Afghan role is mission impossible: army chief

Efforts to eliminate the Taliban in Afghanistan is proving to be a waste of time and effort, according to the most senior Dutch military leader in the country.


Writing in the latest issue of the defence ministry magazine, colonel Arie Vermeij says the job Dutch soldiers are doing to control Taliban numbers is like ‘mopping the floor with the tap still running’. Vermeij, based in Kandahar, is in charge of the reconstruction programme in six southern regions in Afghanistan. If neighbouring Pakistan controlled its borders better, things would be a lot easier, the colonel wrote. ‘Some 40% of the Taliban, especially the leaders, make up the hard core and arrive well trained, straight from Pakistan,’ he says. ‘We capture lots of the Taliban fighters or make sure they can’t operate any more, but new ones keep on coming from Pakistan and other countries.’
Defense minister Henk Kamp said on Friday afternoon he had no plans to increase the number of Dutch soldiers serving with the UN in Afghanistan.
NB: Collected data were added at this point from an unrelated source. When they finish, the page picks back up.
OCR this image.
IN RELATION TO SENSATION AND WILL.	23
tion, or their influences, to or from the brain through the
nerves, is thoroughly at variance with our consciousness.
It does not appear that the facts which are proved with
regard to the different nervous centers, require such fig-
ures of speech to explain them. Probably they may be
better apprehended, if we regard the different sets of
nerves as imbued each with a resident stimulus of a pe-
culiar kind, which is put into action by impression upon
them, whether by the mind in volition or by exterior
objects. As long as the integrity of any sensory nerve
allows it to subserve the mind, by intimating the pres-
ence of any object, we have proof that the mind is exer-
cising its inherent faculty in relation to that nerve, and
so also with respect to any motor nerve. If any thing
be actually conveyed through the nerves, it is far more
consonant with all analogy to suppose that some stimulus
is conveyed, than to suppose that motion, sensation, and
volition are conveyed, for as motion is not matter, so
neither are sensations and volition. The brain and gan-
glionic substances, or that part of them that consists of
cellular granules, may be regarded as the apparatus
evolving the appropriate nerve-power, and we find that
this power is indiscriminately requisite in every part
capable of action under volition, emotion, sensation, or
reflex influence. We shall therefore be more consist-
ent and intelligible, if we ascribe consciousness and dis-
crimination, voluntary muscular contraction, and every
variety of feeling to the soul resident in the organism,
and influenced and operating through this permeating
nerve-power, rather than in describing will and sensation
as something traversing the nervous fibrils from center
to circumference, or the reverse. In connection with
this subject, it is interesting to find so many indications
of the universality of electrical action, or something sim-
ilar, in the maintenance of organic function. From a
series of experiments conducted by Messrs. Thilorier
Nato might want more troops ‘but they will not be coming from the Netherlands,’ he said, after the weekly cabinet meeting. The Netherlands has 1,800 troops in Afghanistan, mandated to help with reconstruction. The military union AFMP/FNV said Dutch soldiers were not able to do the work they had been sent to do. ‘Fighting and rebuilding’ do not go hand in hand,’ said a spokeswoman. ‘It’s one or the other.’